Review by Jo Freeman
Constance Baker Motley: One Woman’s Fight for Civil Rights and Equal Justice under Law
By Gary L. Ford, Jr.
Published by University of Alabama Press, 2017, viii, 164 pp.
Photo, right: NAACP Attorneys Jack Greenberg, Constance Baker Motley and Thurgood Marshall; Jack Greenberg, left, replaced Marshall as chief counsel of the NAACP Inc. Fund when Marshall became a federal appeals court judge in 1961. (Credit: NAACP Legal Defense Fund and Educational Fund, Inc.)
Constance Baker Motley was the first black woman to be appointed as a federal judge. But it was what she did before becoming a judge that warrants this biography. For twenty years she was on the front line of the legal assault on segregation, arguing dozens of cases as the only female attorney on the staff of the NAACP Legal Defense and Education Fund (aka Inc. Fund)
Born in Connecticut in 1921, Connie Baker was the ninth of 12 children of West Indian immigrants. A top student, she decided at an early age that she wanted to be a lawyer, but couldn’t find the money for college, let alone law school. That problem was solved when she impressed the first of two important male mentors, a white philanthropist who paid her way through private college and Columbia Law School.
Her second mentor was Thurgood Marshall, who hired her as a law clerk while she was still a student. After law school he put her on the Inc. Fund staff, where she stayed for twenty years.

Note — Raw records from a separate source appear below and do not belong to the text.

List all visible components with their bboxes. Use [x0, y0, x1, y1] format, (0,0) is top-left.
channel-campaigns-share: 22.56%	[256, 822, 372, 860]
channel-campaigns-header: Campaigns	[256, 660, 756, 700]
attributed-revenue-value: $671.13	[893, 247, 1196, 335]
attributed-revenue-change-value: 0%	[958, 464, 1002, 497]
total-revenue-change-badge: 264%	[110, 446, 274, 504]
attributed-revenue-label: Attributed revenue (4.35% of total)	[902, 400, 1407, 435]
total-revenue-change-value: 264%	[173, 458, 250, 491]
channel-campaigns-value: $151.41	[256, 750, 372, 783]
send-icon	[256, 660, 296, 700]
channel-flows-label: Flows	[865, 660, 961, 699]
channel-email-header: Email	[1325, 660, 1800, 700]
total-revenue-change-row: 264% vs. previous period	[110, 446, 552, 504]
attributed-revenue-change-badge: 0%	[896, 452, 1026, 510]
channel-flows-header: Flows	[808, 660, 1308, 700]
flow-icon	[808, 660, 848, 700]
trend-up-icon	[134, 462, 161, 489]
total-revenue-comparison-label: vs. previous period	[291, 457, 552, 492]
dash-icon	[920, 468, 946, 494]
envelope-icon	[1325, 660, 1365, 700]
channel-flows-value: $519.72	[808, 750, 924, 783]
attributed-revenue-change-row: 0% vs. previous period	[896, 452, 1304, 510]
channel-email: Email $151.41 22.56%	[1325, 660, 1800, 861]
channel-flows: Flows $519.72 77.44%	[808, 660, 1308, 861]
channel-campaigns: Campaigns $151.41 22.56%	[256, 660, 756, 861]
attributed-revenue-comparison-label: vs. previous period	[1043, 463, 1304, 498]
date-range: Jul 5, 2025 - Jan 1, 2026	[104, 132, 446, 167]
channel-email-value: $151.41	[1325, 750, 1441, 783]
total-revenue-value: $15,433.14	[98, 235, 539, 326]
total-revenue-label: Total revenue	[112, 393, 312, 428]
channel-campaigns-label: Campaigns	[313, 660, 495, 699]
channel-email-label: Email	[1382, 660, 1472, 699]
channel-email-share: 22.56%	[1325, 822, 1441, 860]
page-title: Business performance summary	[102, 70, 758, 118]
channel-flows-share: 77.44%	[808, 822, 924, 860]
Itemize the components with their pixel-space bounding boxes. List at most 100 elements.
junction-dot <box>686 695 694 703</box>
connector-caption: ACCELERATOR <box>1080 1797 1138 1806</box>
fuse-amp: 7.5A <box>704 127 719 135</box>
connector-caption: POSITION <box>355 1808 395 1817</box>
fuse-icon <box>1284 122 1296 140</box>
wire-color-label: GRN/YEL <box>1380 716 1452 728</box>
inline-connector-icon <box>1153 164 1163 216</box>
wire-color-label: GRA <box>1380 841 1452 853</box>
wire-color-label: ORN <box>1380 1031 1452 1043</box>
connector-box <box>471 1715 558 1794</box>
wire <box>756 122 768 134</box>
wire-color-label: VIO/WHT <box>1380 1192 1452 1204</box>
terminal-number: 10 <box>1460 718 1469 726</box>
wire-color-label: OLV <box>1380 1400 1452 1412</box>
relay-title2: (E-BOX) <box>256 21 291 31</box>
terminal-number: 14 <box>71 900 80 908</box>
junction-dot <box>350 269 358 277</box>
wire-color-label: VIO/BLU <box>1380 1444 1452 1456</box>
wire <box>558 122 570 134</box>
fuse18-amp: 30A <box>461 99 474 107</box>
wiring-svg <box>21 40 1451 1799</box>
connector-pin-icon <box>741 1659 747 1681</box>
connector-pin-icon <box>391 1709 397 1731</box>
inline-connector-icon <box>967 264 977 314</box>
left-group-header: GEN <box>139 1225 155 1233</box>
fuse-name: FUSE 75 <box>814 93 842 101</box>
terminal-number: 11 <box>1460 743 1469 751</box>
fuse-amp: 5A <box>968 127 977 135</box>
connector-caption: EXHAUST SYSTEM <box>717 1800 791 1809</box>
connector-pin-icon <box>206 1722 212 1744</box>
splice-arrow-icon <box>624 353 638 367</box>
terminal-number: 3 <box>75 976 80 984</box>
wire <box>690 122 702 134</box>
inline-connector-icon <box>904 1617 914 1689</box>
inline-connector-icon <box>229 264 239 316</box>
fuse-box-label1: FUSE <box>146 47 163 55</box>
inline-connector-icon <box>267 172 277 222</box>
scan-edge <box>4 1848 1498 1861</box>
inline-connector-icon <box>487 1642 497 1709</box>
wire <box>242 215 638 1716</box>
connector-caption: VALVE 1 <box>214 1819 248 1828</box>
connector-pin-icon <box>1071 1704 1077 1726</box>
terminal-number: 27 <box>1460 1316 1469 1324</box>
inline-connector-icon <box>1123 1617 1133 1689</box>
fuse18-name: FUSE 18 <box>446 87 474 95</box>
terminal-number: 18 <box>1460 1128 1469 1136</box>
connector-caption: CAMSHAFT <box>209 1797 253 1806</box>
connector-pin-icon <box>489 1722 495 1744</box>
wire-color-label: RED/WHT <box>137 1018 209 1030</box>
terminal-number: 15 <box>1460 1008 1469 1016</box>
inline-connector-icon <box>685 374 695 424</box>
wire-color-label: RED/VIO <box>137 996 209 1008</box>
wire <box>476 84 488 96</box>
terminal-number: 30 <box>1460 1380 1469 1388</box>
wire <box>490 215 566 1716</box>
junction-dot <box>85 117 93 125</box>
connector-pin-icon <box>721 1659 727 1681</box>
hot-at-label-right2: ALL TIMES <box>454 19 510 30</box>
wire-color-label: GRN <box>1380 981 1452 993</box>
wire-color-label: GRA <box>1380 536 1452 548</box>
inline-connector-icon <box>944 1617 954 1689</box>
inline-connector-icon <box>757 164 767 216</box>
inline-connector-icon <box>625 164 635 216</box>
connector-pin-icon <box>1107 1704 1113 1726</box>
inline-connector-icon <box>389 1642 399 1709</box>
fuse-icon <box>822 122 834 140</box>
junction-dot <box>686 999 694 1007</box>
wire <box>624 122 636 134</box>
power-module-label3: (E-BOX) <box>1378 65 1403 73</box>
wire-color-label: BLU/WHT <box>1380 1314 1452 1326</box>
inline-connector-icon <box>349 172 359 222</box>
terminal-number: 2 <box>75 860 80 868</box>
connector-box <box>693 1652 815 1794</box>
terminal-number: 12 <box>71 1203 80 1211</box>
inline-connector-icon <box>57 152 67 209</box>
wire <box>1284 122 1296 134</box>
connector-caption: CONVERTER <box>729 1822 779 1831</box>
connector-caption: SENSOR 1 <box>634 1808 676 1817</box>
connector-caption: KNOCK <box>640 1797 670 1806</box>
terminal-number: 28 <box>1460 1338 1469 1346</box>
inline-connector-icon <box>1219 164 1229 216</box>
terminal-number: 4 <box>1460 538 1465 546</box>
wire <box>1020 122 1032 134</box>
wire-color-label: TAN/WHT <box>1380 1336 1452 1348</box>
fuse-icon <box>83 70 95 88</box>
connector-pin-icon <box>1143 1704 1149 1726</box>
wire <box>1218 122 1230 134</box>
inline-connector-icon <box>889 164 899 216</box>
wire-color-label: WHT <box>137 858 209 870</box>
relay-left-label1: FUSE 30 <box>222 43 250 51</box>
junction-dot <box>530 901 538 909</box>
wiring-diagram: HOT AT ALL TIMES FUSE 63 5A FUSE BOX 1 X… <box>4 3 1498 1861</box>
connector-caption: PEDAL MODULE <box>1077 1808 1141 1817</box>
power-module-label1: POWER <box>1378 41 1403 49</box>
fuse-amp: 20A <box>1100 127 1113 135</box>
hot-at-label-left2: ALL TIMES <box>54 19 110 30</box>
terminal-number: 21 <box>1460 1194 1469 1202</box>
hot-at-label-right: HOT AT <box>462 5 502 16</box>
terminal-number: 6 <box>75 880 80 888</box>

The other important man in her life was her husband, Joel Motley Jr. whom she met in law school and married soon after graduation. He was way ahead of his time in being a supportive husband and active father married to a woman in an important job who traveled a great deal.
This was most fortunate, because her boss, Thurgood Marshall, frequently sent her South to argue cases in the federal district courts. He thought women were less likely to be physically attacked than the men. In the South CBM was constantly surrounded by bodyguards, and still had some scary experiences. She also had to live and work within its segregated society while fighting it in court.
In those days the South’s segregated institutions provided few places for traveling blacks to sleep at night so they often stayed in private homes. For this, it was handy to have a local member of the NAACP. The few black attorneys in the Southern states often were CBM’s hosts, as well as co-counsel in order to meet the requirement that a member of a state’s bar be on the case. Either the author or the Inc. Fund didn’t seem to know about The Negro Motorist Green Book, a guide for black travelers to places where they could eat, sleep and shop.